The Sunset Hills Board of Aldermen voted 6-0 with one abstention March 8 to rezone 10.41 acres from R-1 single-family residential to R-2 single-family residential at the former Paraclete Property in the Tapawingo subdivision.
Ward 1 Aldermen Ann McMunn and Joe Stewart, whose ward the development is in, as well as Ward 3 Alderman Randy Epperson, Ward 4 Alderman Fred Daues and Ward 2 Aldermen Casey Wong and Christine Lieber voted in favor of the preliminary development plan. Ward 3 Alderman Cathy Friedmann abstained while Ward 4 Alderman Thompson Price was absent.

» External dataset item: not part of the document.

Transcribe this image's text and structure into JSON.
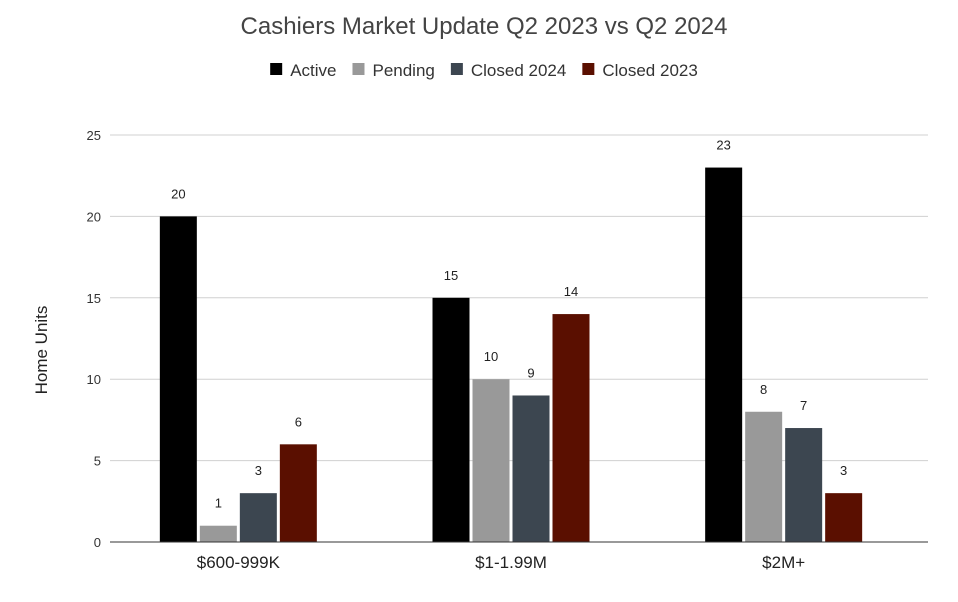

Whalen Custom Homes is petitioning for a change in zoning from R-1, with a 1-acre minimum lot size, to R-2, with a 20,000 square foot minimum lot size for 10.41 acres at 13270 Maple Drive. The board held a first reading on the proposal at its February meeting; a second reading was scheduled for March 8 but according to the meeting agenda, the petitioner had requested postponement of a second reading because Price was going to be absent. However, at the March meeting, the petitioner requested moving forward with the second reading anyways.
“The plan that is before you tonight is, to the best of my knowledge, that plan that was published. I think it would be a disservice to all of us to kick this can down the road another month or two when we have an excellent proposal before us,” Mike Whalen said, president of Whalen Custom Homes. “It’s not going to become a development until you approve the final development plan. … I would respectfully request that we move forward with this tonight. … I feel like we’ve come a long, long way and I’d like to keep working toward the ultimate approval of this project, which is your approval of the final development plan that will work out all of these … details that belong in the final development plan, not this preliminary plan.”
Over 30 percent of nearby owners and residents had submitted a petition to the city in opposition to the development when it was first proposed, leading to several meetings between the developer and neighbors to work out their concerns. Tapawingo resident John Stephens, who helped facilitate some of the discussions between the developer and Tapawingo residents, said that he was concerned about proceeding with the second reading when the agenda posted on the city’s website still said the petitioner requested postponement.
“I’m concerned that the other residents who may have been on this call are not on this call because we were told this was not going to happen. … I received an email at 7 a.m. saying this would be postponed. … We got a call at 4 p.m. all of sudden saying this was going to be on the agenda,” Stephens said during public comment. “I’m surprised that the city wants to pursue this second reading tonight. … To me, public notification is part and parcel to what the city does and what the law requires the city to do. In my opinion, this is inadequate.”
Acting City Attorney Jim Hetlag said that aldermen were free to consider the bills pertaining to the development because the city had not postponed it, the applicant had only requested postponement. To delay the bills’ second reading until the later March meeting would require a motion and vote by the aldermen.
“I just feel like we need to respect the notification provisions we have and posted on the website right now is request for postponement. I feel like we’re shortchanging the residents if we proceed with the public notice that makes it appear that this has been postponed,” Friedmann said.
Wong questioned how long it would be until a final development plan is submitted to the city after approval of the preliminary plan. Whalen said it would take about three to six months before a final plan would be submitted to the city.
“The preliminary plan is we’re approving a concept, but now we have to do a topographic survey, we have to get MSD (Metropolitan St. Louis Sewer District) approval, we have to get Missouri American Water approval, we have to get Department of Natural Resources approval … The heavy lifting begins with the approval of the preliminary plan. It will be months before I am in a position to come back,” Whalen said.
The final development plan will have to be heard by the Planning and Zoning Commission before it makes its way to the Board of Aldermen.
“We’re potentially looking at having a second reading (on the final plan) by Christmas. I think we have a little time on this one. This is a preliminary development plan and … I think we’re treating it like the final product,” Wong said. “This is something that we’re going to have plenty of time to work out the sausage on. … We’re spending a lot of time on this particular issue.”
Whalen echoed Wong’s sentiments, emphasizing that this was only the preliminary plan and that the burden was on him as the developer to make sure the final product matched the aldermen’s and residents’ expectations.
“The burden is on me to make sure all of this will actually work and come together and if there are any ancillary issues in the meantime, there’s plenty of time for that to be addressed by the time I bring this in for final approval, so I respectfully request that this be voted on,” Whalen said.